KEY POINTS:
As I walked through Amsterdam this week, the smell of dope in the winter air, I wasn't paying much attention to the big trench running through the red brick footpath like a deep gash.
That was until my friend pointed out that the cables being laid were part of CityNet, a project to get fibre optic cables to 40,000 homes in Amsterdam and eventually to as many as 420,000 citizens, companies and institutions in the canal-laced city.
The Dutch, you see, are where New Zealand needs to be this time next year - blowing fibre through underground ducts in order to get better broadband to large numbers of homes and businesses.
Our Government late last year said its goal was exactly that - so-called fibre-to-the-home, where cables capable of carrying data to and from the internet at a rate of 100 megabits per second and above are fed from the central telecoms network right into the customer's premises.
Faster, more reliable internet is seen as crucial to governments pitching their countries as good places to do business.
But it is expensive to build FTTH networks, which explains why traditional profit-driven telecoms operators have been less than enthusiastic about investing heavily in the technology.
The Dutch came to that conclusion back in 2006 when the Amsterdam municipality, a couple of private investors and five housing corporations chipped in ¬18 million ($33 million) for phase one of a FTTH network. The total cost of the network could be as much as ¬300 million.
It could well be seen as the modern equivalent of building the docks and shipyards that led Amsterdam, with its flourishing Dutch East India Company, to rule world trade in the 17th century.
Phase one is expected to be completed in the next few months but already the Amsterdam FTTH network is being seen as a model for other European countries.
For starters, it has been built on an open-access model meaning that any internet provider or telecoms operator interested in reaching the people of Amsterdam can buy capacity on the network on the same terms.
CityNet was also subject to a long investigation by the European Union which looked at whether local government involvement in the project amounted to some kind of unfair state subsidy. It ruled last year that the funding was a genuine investment, not "state aid", clearing the way for similar projects. The Amsterdam network is also interesting in its financial and ownership structure as it marries private sector Dutch lenders such as ING with local government.
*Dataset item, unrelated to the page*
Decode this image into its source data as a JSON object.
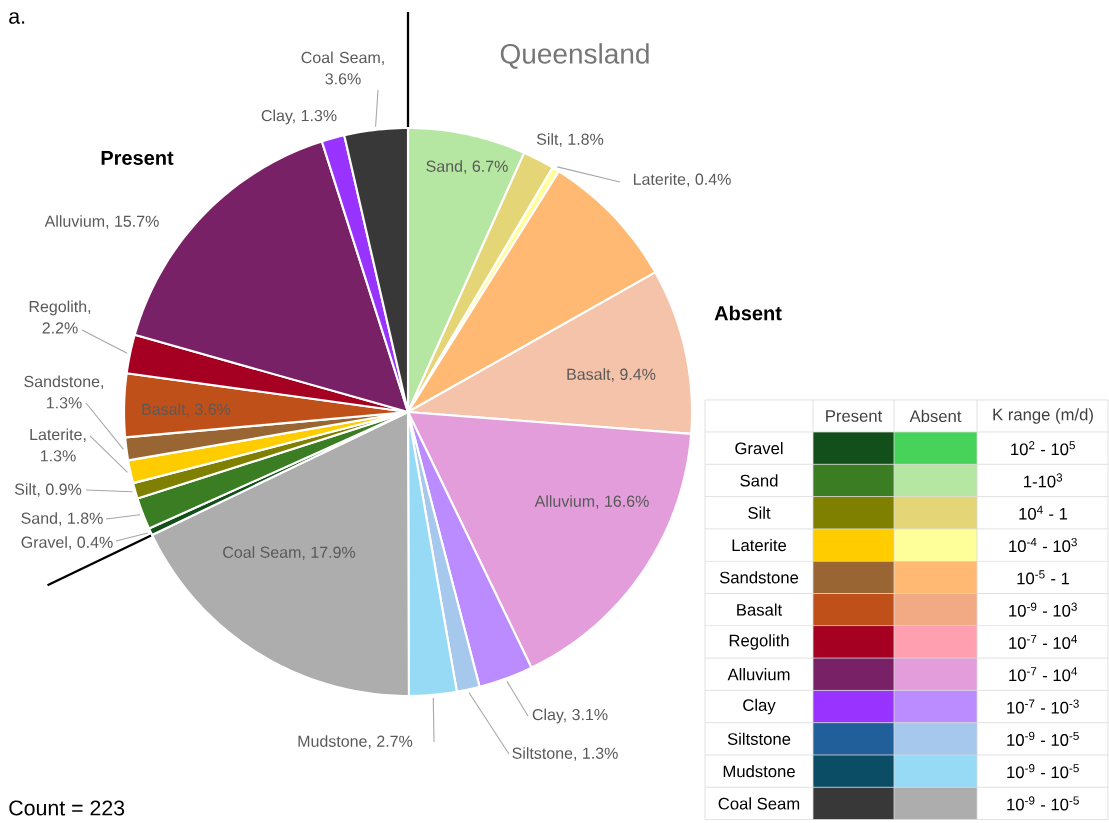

The close involvement of local government is also likely to have helped the project stay on schedule by cutting through red tape.
BBned, a division of Telecom Italia, pitched for and won the contract to manage the network. It will act much like Telecom's new access network group Chorus, selling fibre capacity to players who use their own equipment to deliver everything from high definition TV to video conferencing and high-speed file uploads.
The average Dutch broadband subscriber pays about ¬50 for a triple-play bundle of high-speed internet access, telephone and pay TV.
BBned believes it can go head to head with established DSL and cable players with the same type of pricing.
Every big city in Europe is starting to follow the Amsterdam example. The old rules of telecoms infrastructure investment are being thrown out.